Figure 1 – Mapping relational data to a graph model in Teleporter
The developers claim that OrientDB was the first multi-model graph database to be launched (in 2009). Originally, it was designed as a hybrid document/graph database, but since then the core (native) engine has been extended to include objects, spatial and key-value elements. Moreover, the product now offers a multi-model API that allows you to work with all types of model (including documents, graphs, objects, and so on) seamlessly through a single interface. The product is ACID compliant and supports strong consistency, though eventual consistency is an option.
It supports Apache TinkerPop (either as an API, for backwards compatibility with TinkerPop 2.6, or as a plugin for later versions) and, especially, Gremlin. More importantly, it uses an extended form of SQL for query processing that leverages MapReduce under the covers. OrientDB’s version of SQL notably includes live querying, the ability to create queries that are updated dynamically as your data changes over time. The product can be used in full schema, schema-free or hybrid schema environments and uses sharding for distributing data across a cluster. Scheduled full and incremental backups are supported.

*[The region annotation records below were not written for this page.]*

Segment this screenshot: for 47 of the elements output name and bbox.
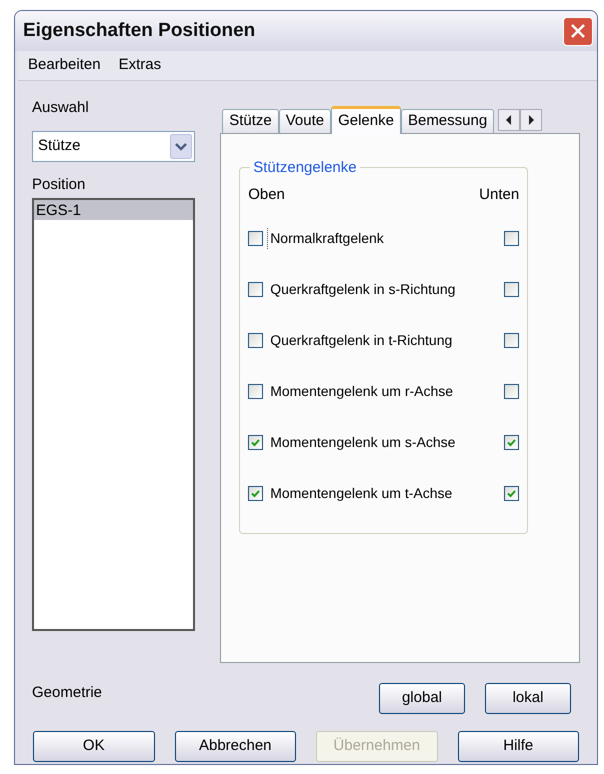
tab[interactable]: Voute bbox=[278, 109, 332, 133]
checkbox-label: Momentengelenk um s-Achse bbox=[269, 432, 456, 452]
left-arrow-icon bbox=[505, 115, 514, 125]
checkbox[interactable] bbox=[248, 434, 264, 450]
auswahl-label: Auswahl bbox=[32, 98, 90, 118]
checkbox[interactable] bbox=[248, 230, 264, 246]
checkbox[interactable] bbox=[504, 282, 520, 296]
checkbox-label: Normalkraftgelenk bbox=[267, 228, 384, 248]
check-icon bbox=[250, 436, 262, 448]
tab[interactable]: Stütze bbox=[222, 109, 279, 133]
dialog-button[interactable]: Abbrechen bbox=[174, 731, 296, 762]
checkbox-label: Querkraftgelenk in s-Richtung bbox=[269, 280, 456, 299]
tab-scroll-left-button[interactable] bbox=[498, 109, 520, 131]
checkbox[interactable] bbox=[248, 384, 264, 398]
menu-item[interactable]: Bearbeiten bbox=[28, 54, 101, 77]
checkbox[interactable] bbox=[504, 230, 520, 246]
checkbox[interactable] bbox=[504, 486, 520, 500]
tab-scroll-right-button[interactable] bbox=[520, 109, 542, 131]
check-icon bbox=[506, 436, 518, 448]
dialog-button[interactable]: OK bbox=[33, 731, 154, 762]
close-icon bbox=[570, 23, 586, 39]
checkbox-label: Momentengelenk um t-Achse bbox=[269, 484, 452, 503]
list-item[interactable]: EGS-1 bbox=[34, 200, 194, 220]
checkbox[interactable] bbox=[504, 384, 520, 398]
checkbox[interactable] bbox=[248, 486, 264, 500]
selection-dropdown[interactable]: Stütze bbox=[32, 131, 196, 162]
right-arrow-icon bbox=[527, 115, 536, 125]
checkbox[interactable] bbox=[248, 332, 264, 348]
tab[interactable]: Bemessung bbox=[400, 109, 494, 133]
column-header: Unten bbox=[479, 185, 520, 205]
checkbox[interactable] bbox=[504, 434, 520, 450]
column-header: Oben bbox=[248, 185, 285, 205]
geometry-button[interactable]: global bbox=[379, 683, 465, 714]
geometry-button[interactable]: lokal bbox=[485, 683, 571, 714]
checkbox-label: Momentengelenk um r-Achse bbox=[269, 382, 454, 401]
checkbox[interactable] bbox=[504, 332, 520, 348]
checkbox-label: Querkraftgelenk in t-Richtung bbox=[269, 330, 452, 350]
position-label: Position bbox=[32, 175, 86, 195]
tab[interactable]: Gelenke bbox=[331, 106, 401, 134]
dialog-button[interactable]: Hilfe bbox=[458, 731, 579, 762]
checkbox[interactable] bbox=[248, 282, 264, 296]
geometrie-label: Geometrie bbox=[32, 683, 102, 704]
close-button[interactable] bbox=[563, 16, 593, 46]
window-title: Eigenschaften Positionen bbox=[23, 18, 256, 43]
menu-item[interactable]: Extras bbox=[118, 54, 162, 77]
check-icon bbox=[506, 488, 518, 498]
check-icon bbox=[250, 488, 262, 498]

In addition to the database itself, there is a native ETL engine that can be used to import and export JSON documents. Teleporter, as seen in Figure 1, is an additional tool included with Enterprise Edition that provides transformation capabilities for mapping from a relational to a graph model. OrientDB also includes a connector for Apache Spark and the Neo4j Importer. The latter allows you to readily and easily import an existing Neo4j database (or, to be more specific, the nodes, relationships, indices, and unique constraints contained therein) into OrientDB.

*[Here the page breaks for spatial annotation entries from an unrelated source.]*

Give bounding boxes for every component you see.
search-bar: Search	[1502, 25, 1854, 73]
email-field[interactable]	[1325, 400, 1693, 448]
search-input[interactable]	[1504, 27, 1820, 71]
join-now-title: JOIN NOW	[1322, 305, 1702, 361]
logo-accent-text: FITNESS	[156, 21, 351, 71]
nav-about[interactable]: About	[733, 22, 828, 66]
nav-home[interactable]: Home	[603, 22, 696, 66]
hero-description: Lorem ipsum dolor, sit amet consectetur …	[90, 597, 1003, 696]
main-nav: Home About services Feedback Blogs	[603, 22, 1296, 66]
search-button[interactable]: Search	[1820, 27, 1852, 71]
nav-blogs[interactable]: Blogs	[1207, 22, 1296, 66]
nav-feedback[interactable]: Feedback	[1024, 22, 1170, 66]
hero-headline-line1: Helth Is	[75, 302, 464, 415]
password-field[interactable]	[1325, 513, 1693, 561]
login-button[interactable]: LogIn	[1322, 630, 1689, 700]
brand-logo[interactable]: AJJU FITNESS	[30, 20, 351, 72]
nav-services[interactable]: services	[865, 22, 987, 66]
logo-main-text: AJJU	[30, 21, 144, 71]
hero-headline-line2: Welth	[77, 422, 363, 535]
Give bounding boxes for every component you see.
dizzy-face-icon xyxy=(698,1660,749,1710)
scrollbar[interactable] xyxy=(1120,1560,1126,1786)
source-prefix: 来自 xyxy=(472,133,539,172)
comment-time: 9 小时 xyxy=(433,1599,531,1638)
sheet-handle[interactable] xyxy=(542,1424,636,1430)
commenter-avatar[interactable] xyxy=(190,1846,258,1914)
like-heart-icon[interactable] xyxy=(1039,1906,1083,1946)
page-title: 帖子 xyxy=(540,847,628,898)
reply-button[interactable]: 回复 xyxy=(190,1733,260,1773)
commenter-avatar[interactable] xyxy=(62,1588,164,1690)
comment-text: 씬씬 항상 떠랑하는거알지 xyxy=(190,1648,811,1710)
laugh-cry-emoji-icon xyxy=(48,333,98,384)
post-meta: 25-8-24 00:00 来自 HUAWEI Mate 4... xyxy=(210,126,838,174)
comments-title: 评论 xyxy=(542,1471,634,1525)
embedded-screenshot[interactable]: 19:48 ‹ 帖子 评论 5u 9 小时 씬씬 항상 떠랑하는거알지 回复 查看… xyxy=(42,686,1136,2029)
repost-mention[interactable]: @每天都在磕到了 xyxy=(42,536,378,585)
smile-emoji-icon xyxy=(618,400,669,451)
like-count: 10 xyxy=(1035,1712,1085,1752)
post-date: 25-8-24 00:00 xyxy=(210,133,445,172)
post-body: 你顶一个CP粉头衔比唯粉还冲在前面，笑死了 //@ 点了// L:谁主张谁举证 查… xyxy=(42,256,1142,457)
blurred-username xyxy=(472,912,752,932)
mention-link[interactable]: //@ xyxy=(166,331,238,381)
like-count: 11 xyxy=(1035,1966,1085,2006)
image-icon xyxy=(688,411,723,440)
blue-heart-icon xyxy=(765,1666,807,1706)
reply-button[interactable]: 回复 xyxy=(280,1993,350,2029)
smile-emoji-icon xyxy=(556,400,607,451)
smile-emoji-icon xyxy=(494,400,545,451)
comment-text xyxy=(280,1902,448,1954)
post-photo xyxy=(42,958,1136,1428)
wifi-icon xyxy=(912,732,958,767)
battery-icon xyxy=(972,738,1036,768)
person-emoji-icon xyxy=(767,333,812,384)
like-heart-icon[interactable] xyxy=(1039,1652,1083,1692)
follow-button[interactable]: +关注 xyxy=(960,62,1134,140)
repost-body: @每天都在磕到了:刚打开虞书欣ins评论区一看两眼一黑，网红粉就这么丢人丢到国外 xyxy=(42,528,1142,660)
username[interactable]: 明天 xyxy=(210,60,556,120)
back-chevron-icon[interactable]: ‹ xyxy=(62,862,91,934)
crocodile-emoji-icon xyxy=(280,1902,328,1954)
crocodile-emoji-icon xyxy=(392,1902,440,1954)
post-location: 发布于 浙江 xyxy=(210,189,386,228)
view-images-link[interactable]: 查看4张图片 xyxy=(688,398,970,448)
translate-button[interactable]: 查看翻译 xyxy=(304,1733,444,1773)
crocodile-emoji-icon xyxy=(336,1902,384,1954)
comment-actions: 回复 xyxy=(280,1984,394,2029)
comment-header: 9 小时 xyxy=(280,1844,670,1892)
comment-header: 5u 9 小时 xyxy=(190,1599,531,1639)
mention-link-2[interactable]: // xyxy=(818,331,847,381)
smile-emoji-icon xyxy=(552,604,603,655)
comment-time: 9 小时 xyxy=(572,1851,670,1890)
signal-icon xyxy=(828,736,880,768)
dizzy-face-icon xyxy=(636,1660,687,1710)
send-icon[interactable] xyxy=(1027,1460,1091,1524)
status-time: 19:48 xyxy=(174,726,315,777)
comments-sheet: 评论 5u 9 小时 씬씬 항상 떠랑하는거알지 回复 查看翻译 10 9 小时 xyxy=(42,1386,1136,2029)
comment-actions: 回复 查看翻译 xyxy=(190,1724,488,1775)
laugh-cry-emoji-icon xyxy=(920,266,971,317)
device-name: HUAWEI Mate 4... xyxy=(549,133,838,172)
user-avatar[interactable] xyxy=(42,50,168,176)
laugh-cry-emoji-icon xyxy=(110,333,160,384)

Figure 2 – The server management dashboard in Studio
There is also a Studio tool that allows you to view and edit your OrientDB environment via a web browser. This provides a variety of ways to view and manage your database, including a server management dashboard (see Figure 2), which displays various metrics relating to your server cluster, as well information about any single server in real time; a SQL browser; and a graph editor, allowing you to view, explore and modify your graph through a visual medium. There is also a JDBC connector to support integration with various (partner) visualisation tools.